"Nami kulo Murtiah. Menawi simbok sinten?"(nama saya Murtiah. Kalau simbok siapa)
"Uwong ndeso kene nyelok aku mbokdhe Saritem"(orang desa sini memanggil saya mbokdhe Saritem). Perempuan yang bernama Saritem itu masih dengan kesibukannya. Semua pakaian sudah dijemur.
"Kamu sungguh berani semalaman di Sumur Pitu. Padahal tempat itu wingit(penuh makhluk astral). Orang sini jarang yang berani sendirian kesana", kata Saritem.

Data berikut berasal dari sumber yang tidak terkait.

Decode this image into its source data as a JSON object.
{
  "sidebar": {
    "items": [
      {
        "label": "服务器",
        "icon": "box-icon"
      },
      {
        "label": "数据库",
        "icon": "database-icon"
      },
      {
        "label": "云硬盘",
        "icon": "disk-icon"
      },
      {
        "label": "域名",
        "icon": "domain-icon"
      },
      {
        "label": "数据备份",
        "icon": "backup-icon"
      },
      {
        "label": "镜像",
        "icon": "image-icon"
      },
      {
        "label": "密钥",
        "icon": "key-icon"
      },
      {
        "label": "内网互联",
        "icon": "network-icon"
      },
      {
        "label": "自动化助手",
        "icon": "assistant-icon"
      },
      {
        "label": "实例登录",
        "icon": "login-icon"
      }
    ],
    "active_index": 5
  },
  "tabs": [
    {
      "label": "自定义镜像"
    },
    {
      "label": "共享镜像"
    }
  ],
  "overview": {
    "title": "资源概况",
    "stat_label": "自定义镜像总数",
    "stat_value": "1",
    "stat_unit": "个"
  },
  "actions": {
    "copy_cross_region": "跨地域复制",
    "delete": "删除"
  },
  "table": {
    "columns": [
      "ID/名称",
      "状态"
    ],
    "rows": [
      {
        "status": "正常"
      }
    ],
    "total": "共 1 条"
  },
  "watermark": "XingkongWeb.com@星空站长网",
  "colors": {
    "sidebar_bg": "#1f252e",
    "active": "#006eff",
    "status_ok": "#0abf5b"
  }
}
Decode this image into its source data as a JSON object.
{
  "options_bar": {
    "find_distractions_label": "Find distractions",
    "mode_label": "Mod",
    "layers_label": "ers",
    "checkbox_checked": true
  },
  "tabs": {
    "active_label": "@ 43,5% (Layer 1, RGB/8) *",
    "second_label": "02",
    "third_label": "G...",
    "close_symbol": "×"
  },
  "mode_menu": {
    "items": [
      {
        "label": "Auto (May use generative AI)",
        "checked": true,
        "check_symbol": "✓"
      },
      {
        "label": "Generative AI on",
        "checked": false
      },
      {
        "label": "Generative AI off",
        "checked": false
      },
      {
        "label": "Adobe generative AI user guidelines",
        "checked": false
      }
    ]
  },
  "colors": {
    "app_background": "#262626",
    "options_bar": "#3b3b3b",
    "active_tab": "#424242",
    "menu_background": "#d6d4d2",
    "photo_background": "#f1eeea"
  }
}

"Memangnya kenapa, mbokdhe?", tanya Murtiah
"Tempat itu sudah ada sebelum mbokdhe lahir. Banyak jin peri perayangan mendiami tempat itu. Melihat bentuknya, merupakan peninggalan jaman dinasti terdahulu. Entah di era siapa, mbokdhe tidak tahu. Fungsinya untuk mengasingkan diri/bertapa. Disitu ada tujuh sendang/sumur", kata Saritem, "Bagaimana kamu bisa kesana, nduk?"

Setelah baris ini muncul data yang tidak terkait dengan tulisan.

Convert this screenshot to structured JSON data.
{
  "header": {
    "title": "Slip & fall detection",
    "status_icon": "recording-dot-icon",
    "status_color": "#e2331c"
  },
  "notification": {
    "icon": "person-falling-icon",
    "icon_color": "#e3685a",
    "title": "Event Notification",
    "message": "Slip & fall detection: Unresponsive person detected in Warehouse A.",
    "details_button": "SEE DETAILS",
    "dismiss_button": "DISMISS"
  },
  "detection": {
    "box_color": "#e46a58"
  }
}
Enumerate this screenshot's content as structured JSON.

Dari bibir Murtiah keluarlah narasi tentang sebab ia di sendang/sumur Pitu.
"Kamu harus secepatnya keluar dari desa ini", saran Saritem, "Aku ora iso njamin kowe aman neng omah kene"(saya tidak bisa menjamin dirimu aman di rumah ini)
"Kalau saya kembali ke Sendang Pitu bagaimana, mbokdhe?", tanya Murtiah
"Sampai berapa lama? Seminggu? Sebulan? Setahun? Walaupun tempat itu jarang didatangi orang, tapi suatu ketika kamu akan ketahuan"
Suara-suara alam mengiringi perbincangan antara dua perempuan itu. Desau angin November turun dari gunung Merbabu meliuk menyapa penghuninya diseantero lembah. Matahari mengejan, memberi kehangatan buat makhluk Tuhan.
Desa Cabean Kunti telah tiga hari menyembunyikan seorang perempuan dari tragedi pembantaian. Terletak di ketinggian 750 mdpl menjadikan desa itu lumayan terpencil.
"Kota ini sedang membersihkan diri. Siapa saja bisa apes. Tuhan masih melindungimu, nduk"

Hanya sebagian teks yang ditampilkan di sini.